Synthetic Fabric Waste Is a Massive Unresolved Crisis
The scale of the problem Epoch Biodesign is addressing is difficult to overstate. The global fashion industry produces enormous quantities of textile waste annually, and the majority of that waste involves some form of synthetic material. Of all the fabric collected for recycling, only a fraction is genuinely recycled into new textile-grade fiber. The rest is downcycled into insulation or industrial rags, or it simply ends up in landfill.
Activewear is a particular offender. The stretch, performance, and moisture-management properties that consumers demand from athletic clothing almost always require synthetic polymers — typically nylon, polyester, elastane, or some combination of the three. These materials are difficult to separate, difficult to recycle mechanically, and essentially impossible to break down through conventional biological processes.
Epoch Biodesign's enzyme approach targets this exact gap. By engineering biology to do what chemistry and mechanics cannot do efficiently, the company is opening up a class of material that has largely been written off by the recycling industry.
What This Means for the Future of Fashion Sustainability
The relationship between Lululemon and Epoch Biodesign is early stage, but it points toward a model that other major apparel brands are likely watching closely. If enzyme-based recycling can be scaled and made economically viable, it represents something the fashion industry has been promising for years without delivering: a genuine, technically credible pathway to circular materials.
For consumers, this could eventually mean something tangible. The old leggings you drop off at a takeback bin might actually become new fabric, not insulation padding. The brand promise of sustainability would be backed by a real molecular chain of custody rather than a feel-good marketing narrative.

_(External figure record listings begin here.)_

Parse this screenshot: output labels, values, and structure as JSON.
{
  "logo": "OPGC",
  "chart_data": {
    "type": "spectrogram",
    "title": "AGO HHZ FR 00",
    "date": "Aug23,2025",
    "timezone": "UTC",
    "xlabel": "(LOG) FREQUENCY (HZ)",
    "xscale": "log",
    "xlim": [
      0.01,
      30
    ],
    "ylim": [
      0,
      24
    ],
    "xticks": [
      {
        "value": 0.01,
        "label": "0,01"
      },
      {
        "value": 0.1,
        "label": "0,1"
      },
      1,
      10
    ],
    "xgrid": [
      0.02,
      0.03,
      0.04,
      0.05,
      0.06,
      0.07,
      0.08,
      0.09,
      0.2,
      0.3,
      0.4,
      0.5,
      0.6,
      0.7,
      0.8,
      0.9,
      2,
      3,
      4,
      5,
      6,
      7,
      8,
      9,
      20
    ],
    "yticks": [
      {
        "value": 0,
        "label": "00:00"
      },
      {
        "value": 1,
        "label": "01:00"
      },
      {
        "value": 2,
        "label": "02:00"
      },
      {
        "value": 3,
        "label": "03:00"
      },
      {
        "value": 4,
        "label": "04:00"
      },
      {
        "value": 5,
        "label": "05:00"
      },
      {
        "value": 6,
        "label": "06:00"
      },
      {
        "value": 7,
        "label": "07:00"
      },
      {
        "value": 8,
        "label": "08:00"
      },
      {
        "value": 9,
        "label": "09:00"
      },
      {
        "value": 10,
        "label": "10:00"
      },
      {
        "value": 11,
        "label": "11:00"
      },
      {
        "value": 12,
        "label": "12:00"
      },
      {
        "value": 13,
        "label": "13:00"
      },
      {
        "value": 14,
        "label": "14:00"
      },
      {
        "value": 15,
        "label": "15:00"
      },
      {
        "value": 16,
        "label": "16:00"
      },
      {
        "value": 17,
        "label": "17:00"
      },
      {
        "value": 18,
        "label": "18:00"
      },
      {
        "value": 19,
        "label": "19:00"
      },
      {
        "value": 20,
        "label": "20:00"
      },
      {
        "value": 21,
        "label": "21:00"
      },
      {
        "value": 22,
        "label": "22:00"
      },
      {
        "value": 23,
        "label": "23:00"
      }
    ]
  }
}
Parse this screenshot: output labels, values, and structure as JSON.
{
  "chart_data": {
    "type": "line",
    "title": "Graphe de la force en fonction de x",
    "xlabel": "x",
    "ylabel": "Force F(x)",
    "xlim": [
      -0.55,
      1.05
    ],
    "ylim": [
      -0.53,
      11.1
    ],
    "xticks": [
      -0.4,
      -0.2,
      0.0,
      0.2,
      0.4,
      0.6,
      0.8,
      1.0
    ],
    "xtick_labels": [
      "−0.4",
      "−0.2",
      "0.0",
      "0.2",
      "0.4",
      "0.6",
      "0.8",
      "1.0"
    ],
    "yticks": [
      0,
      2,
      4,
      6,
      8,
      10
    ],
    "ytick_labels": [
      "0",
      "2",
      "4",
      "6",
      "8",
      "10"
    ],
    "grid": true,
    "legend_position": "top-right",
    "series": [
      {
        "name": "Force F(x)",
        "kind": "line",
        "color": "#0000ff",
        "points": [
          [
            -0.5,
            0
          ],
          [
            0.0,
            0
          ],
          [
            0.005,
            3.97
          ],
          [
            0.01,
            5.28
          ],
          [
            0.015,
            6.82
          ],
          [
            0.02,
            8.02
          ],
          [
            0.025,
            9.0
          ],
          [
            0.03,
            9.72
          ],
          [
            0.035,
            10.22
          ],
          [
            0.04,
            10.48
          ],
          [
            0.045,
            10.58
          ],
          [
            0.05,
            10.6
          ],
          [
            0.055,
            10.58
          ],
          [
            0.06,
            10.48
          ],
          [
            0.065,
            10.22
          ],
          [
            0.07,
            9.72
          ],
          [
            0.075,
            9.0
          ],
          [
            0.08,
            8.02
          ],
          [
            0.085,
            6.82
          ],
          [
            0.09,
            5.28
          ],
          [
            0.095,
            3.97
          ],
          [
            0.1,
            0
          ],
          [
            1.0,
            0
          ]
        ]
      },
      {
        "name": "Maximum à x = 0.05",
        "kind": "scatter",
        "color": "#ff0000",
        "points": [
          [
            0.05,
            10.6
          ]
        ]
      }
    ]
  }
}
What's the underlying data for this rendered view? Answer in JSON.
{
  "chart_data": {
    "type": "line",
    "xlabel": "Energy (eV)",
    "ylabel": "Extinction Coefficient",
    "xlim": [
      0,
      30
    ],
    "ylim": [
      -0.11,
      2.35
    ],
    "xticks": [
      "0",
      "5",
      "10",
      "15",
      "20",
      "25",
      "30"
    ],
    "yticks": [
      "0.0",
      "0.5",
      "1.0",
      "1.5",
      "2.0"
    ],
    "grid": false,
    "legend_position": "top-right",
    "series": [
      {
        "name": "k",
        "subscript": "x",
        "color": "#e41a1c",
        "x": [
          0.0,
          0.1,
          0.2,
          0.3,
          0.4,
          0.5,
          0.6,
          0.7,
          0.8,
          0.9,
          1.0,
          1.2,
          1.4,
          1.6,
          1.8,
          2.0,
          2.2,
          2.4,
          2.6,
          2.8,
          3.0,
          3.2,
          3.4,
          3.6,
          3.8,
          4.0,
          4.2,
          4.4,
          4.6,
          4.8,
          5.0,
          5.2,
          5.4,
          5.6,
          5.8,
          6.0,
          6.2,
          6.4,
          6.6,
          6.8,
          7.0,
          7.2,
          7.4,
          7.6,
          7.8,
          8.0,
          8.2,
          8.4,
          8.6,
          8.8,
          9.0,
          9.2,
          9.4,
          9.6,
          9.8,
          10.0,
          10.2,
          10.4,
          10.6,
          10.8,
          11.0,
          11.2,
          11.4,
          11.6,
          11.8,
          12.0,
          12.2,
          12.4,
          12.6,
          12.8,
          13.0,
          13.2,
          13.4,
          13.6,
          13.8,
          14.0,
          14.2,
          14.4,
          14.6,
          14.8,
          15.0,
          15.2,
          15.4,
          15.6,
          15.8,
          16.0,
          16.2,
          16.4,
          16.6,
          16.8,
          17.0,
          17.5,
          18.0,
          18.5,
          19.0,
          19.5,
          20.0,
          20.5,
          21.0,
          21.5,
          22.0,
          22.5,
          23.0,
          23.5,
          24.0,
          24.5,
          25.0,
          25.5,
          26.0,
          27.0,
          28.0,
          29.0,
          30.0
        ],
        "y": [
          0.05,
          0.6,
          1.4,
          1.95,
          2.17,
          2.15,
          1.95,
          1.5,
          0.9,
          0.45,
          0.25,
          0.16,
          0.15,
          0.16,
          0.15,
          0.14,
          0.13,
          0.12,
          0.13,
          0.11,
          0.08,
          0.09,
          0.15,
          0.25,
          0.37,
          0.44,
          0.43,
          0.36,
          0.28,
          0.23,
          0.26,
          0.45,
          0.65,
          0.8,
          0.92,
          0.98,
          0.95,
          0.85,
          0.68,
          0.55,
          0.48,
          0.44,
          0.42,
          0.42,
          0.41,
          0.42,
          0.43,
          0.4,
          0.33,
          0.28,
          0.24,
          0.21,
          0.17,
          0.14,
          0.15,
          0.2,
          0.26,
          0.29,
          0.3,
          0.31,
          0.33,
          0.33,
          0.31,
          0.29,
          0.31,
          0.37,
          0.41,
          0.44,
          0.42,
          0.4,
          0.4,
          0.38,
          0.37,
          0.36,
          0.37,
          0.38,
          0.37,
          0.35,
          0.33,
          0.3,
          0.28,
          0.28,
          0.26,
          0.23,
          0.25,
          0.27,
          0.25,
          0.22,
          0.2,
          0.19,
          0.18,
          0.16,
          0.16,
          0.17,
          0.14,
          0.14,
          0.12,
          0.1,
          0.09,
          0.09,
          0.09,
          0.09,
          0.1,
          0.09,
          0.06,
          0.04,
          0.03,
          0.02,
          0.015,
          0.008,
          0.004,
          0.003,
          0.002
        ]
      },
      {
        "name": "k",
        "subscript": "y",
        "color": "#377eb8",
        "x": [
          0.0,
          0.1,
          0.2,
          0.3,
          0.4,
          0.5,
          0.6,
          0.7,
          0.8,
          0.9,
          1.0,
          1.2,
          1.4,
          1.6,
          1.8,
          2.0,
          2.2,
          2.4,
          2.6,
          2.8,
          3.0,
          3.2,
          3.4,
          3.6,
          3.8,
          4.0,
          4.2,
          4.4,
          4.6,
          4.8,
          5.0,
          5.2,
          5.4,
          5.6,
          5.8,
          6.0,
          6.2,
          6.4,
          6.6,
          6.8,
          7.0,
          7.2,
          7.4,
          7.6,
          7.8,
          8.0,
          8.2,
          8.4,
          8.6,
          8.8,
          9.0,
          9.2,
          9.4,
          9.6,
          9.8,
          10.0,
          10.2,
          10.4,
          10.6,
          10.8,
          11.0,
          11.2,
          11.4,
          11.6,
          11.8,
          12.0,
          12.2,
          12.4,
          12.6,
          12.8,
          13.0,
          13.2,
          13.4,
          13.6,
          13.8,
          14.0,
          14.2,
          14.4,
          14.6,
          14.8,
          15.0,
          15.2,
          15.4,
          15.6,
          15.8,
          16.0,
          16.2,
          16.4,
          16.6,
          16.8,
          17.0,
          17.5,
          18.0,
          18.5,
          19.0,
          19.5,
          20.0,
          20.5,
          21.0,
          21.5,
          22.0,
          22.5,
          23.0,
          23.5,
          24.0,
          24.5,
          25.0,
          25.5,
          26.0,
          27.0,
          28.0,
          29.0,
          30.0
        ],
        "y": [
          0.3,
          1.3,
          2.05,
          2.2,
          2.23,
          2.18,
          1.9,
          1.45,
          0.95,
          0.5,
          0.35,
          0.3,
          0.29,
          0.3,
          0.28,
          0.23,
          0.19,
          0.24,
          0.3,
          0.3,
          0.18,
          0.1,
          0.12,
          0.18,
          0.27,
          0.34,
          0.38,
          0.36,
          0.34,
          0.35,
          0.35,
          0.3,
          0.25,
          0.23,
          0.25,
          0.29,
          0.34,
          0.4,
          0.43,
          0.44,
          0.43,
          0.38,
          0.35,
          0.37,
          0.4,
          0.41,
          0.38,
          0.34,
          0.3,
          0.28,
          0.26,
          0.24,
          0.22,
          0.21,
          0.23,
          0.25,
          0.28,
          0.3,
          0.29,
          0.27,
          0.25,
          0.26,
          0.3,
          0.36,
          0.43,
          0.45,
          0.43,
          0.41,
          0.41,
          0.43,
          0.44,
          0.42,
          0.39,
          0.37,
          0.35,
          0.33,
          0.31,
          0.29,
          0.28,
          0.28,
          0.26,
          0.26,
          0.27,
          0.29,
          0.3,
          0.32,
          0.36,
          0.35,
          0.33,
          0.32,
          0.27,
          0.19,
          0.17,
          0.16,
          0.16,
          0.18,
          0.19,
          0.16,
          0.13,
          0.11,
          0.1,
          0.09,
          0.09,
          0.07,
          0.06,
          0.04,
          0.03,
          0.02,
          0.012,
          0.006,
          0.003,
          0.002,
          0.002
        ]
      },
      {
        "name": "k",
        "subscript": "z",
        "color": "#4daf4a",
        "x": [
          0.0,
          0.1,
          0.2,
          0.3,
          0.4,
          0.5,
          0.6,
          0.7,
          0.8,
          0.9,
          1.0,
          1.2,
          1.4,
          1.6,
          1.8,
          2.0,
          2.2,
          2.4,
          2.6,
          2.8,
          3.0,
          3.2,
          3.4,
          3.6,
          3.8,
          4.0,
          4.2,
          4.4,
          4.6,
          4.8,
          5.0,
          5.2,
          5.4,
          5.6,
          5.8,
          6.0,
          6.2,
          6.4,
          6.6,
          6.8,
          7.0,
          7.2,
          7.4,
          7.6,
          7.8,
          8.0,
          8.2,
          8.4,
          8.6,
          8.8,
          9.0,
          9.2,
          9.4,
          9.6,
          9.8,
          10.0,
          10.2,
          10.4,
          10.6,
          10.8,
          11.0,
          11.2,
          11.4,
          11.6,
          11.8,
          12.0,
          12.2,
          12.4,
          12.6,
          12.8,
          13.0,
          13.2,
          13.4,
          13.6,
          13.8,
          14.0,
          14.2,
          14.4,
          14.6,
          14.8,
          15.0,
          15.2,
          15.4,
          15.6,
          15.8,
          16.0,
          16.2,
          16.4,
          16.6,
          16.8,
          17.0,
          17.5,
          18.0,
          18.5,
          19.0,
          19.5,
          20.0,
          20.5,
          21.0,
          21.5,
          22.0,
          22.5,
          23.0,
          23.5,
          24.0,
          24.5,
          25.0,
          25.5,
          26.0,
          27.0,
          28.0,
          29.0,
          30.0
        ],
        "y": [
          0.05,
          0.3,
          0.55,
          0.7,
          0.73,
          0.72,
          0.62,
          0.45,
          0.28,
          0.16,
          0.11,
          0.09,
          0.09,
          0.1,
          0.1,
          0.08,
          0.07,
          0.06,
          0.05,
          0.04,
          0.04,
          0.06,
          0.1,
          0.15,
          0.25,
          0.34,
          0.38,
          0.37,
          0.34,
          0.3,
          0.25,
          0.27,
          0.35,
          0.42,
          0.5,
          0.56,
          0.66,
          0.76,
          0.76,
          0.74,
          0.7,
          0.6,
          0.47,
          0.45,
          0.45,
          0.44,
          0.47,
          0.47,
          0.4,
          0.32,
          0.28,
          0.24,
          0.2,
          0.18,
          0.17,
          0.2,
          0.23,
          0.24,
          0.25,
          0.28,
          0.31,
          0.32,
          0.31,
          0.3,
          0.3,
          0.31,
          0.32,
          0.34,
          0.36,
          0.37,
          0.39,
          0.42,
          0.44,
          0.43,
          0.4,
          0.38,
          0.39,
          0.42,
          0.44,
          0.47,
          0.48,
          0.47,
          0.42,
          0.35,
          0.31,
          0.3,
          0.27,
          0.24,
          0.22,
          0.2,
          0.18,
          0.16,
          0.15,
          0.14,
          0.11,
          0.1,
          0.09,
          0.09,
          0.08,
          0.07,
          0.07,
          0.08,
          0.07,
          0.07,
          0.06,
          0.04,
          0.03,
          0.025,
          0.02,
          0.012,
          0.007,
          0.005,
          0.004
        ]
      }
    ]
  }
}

It also shifts the competitive landscape in an interesting direction. Brands that secure early access to recycling technologies — or that invest in the companies developing them — could find themselves with a structural advantage as regulatory pressure on textile waste increases globally. Governments across Europe and increasingly in other regions are moving toward extended producer responsibility frameworks, which hold brands financially accountable for the end-of-life treatment of their products.
Owning or having preferential access to a credible recycling solution starts to look less like corporate social responsibility and more like a strategic hedge.
Jacob Nathan and the Science of Stubborn Optimism
There is something worth noting about the kind of founder Jacob Nathan represents. He did not stumble into this problem after a career in adjacent fields. He identified it as a teenager, stayed with it through the long, difficult work of building a company, and emerged with technology that major global brands are now willing to put money behind.
Epoch Biodesign is, in a real sense, the product of a person who refused to accept that synthetic fabric waste was an unsolvable problem. In a startup landscape often criticized for chasing marginal improvements to already-comfortable industries, a company trying to biologically dissolve the plastic in discarded athletic shorts stands out.
Whether or not Epoch Biodesign delivers on its potential at scale remains to be seen. The distance between a functioning enzyme system in a lab and a commercially viable industrial recycling operation is enormous, and many promising material technologies have struggled to make that crossing. But the science is compelling, the problem is real, and now there is serious capital and a brand partner with a direct commercial incentive to help make it work.
Sometimes that combination is enough.